There are presentations about “the latest in weighted balls and long-toss and using advanced information, using analytics, using Trackman (radar technology).” Atkins added, “There are tools – Motus (wearable arm-tracking and biomechanical technology) and the force-plate technology that’s prevalent in the amateur game and not as prevalent in the professional game.”

Force-plate technology, Atkins explained, looks at “how (one is) maximizing (one’s) lower half in order to get the most power out of that release point. The research is probably a bit light there, but there’s a lot to be learned from it and you definitely want to be in on the ground floor and learn with it.”

It was a massive group of Blue Jays, and it also included two men who work well below the surface of the big-league club – minor-league rehab co-ordinator Pat Chase and Jeremy Trach, who has served as strength and conditioning coach for both the Dunedin Blue Jays and Vancouver Canadians (and someone to keep an eye on for a big-league job with the Blue Jays’ dismissal of Chris Joyner earlier this off-season).

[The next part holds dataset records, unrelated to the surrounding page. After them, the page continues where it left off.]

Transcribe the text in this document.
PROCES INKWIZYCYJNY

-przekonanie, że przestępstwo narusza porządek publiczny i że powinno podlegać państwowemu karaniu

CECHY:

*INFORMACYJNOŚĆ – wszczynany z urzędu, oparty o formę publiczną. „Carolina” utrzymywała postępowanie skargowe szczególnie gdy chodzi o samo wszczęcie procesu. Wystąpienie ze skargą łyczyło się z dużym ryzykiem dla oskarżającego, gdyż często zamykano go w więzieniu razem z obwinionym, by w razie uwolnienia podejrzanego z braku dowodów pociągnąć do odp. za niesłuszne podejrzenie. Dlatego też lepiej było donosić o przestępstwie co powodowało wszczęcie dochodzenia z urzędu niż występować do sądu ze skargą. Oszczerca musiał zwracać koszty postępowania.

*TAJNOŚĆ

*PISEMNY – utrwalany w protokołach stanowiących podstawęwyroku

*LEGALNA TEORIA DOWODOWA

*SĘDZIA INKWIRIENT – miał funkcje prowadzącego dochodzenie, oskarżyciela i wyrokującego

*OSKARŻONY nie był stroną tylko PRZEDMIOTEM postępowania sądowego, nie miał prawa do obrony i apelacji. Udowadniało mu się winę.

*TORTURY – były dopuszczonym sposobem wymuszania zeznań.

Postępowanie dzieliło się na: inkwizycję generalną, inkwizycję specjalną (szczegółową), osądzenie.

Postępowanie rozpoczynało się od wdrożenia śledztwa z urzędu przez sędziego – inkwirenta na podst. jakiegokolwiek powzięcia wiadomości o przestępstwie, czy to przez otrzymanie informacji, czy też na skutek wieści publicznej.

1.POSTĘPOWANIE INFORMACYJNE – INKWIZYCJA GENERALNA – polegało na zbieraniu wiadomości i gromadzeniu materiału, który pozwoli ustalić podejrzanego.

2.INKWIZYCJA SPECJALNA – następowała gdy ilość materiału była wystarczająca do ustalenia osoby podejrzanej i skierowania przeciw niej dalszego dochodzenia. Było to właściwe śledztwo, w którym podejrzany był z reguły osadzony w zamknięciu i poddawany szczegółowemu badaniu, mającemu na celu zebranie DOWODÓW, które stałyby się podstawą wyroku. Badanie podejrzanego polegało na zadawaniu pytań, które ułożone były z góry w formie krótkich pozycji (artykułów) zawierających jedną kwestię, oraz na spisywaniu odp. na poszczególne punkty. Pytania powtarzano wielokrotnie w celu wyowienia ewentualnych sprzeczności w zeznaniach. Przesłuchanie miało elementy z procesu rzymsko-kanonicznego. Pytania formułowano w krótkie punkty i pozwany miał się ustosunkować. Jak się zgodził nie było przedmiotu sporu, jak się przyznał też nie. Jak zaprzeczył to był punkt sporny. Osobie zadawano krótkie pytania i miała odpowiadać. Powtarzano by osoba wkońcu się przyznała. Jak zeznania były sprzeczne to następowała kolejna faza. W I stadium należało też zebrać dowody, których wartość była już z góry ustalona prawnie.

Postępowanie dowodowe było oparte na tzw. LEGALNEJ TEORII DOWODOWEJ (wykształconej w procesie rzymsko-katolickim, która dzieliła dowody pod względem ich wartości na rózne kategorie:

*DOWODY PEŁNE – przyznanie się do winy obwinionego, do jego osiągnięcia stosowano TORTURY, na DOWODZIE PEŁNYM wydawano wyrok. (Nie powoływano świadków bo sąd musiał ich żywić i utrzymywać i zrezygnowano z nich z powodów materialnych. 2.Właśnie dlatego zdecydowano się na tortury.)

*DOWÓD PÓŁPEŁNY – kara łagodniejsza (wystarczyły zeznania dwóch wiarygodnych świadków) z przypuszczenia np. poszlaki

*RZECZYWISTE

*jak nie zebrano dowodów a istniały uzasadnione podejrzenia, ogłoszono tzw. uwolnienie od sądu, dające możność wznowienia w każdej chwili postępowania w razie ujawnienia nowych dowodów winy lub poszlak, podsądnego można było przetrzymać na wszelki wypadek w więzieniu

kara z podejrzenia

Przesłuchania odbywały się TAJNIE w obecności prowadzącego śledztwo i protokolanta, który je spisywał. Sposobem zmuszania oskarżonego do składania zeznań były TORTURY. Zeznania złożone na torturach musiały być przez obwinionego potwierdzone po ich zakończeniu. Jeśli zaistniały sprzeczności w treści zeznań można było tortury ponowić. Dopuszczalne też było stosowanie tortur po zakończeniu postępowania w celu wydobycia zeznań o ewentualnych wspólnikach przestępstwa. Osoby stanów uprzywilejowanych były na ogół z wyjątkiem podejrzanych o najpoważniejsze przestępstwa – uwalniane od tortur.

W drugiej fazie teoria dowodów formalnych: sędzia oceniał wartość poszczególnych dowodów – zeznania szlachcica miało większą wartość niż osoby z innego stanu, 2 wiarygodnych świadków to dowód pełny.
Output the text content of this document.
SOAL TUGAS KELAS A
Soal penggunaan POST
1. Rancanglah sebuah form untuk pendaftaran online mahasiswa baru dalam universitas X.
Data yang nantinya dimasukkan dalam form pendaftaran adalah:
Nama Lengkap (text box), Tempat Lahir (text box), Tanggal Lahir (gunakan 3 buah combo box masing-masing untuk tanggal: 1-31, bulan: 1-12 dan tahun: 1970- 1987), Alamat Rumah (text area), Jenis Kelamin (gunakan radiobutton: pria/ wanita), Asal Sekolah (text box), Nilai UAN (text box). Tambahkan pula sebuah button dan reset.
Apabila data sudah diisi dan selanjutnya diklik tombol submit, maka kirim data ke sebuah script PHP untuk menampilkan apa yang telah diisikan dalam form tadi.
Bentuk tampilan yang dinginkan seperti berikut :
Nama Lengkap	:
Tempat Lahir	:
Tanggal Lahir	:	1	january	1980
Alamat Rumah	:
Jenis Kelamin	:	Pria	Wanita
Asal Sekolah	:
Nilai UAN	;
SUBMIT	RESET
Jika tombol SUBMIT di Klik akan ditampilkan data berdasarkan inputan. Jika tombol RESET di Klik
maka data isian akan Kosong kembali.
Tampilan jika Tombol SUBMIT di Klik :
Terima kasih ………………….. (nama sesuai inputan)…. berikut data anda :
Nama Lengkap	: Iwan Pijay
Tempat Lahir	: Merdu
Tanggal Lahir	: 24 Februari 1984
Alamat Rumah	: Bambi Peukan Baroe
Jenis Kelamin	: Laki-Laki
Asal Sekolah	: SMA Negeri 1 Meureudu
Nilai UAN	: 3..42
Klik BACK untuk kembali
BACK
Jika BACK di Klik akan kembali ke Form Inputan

Chase and Trach got invites along with all the front-office and pitching minds in order to lend perspective from their areas of expertise. During the conference, the Blue Jays contingent would gather to discuss the presentations they’d attended, to see how the information they’d learned could be best used to tweak how the organization develops pitching. Chase lent his expertise in arm care and health, Trach took care of the physical therapy aspect.

“A pitching philosophy can’t be ‘Jeff Ware’s pitching philosophy,’” said Atkins. “It has to be organizational so that if Jeff Ware and Pete Walker and Ross Atkins aren’t here, our pitching philosophy continues to grow and has a great foundation.”

In order to accomplish that goal, the Blue Jays don’t mind looking to the amateur ranks for help.

“Some amateur programs have more resources than professional teams because of the way we’re constructed,” said Atkins. “(And while) it runs counter to the culture of professional baseball to learn from the amateur world, that’s something that we don’t personally believe in. We’re trying to do everything we can to learn from anyone.”

Pitch-A-Palooza, which is held just outside Nashville, Tenn., in Franklin, is the brainchild of Baseball Think Tank’s Lantz Wheeler. The Cleveland Indians, under Mark Shapiro and Atkins, were the first major-league team to attend the event. Last weekend’s clinic had approximately 20 big-league clubs in attendance. It’s referred to as “a master class in player development” that is attended by over 100 high school and college baseball coaches and offers a “contrast of ideas, philosophies and teachings where traditional thoughts on instruction and player development are questioned and challenged.”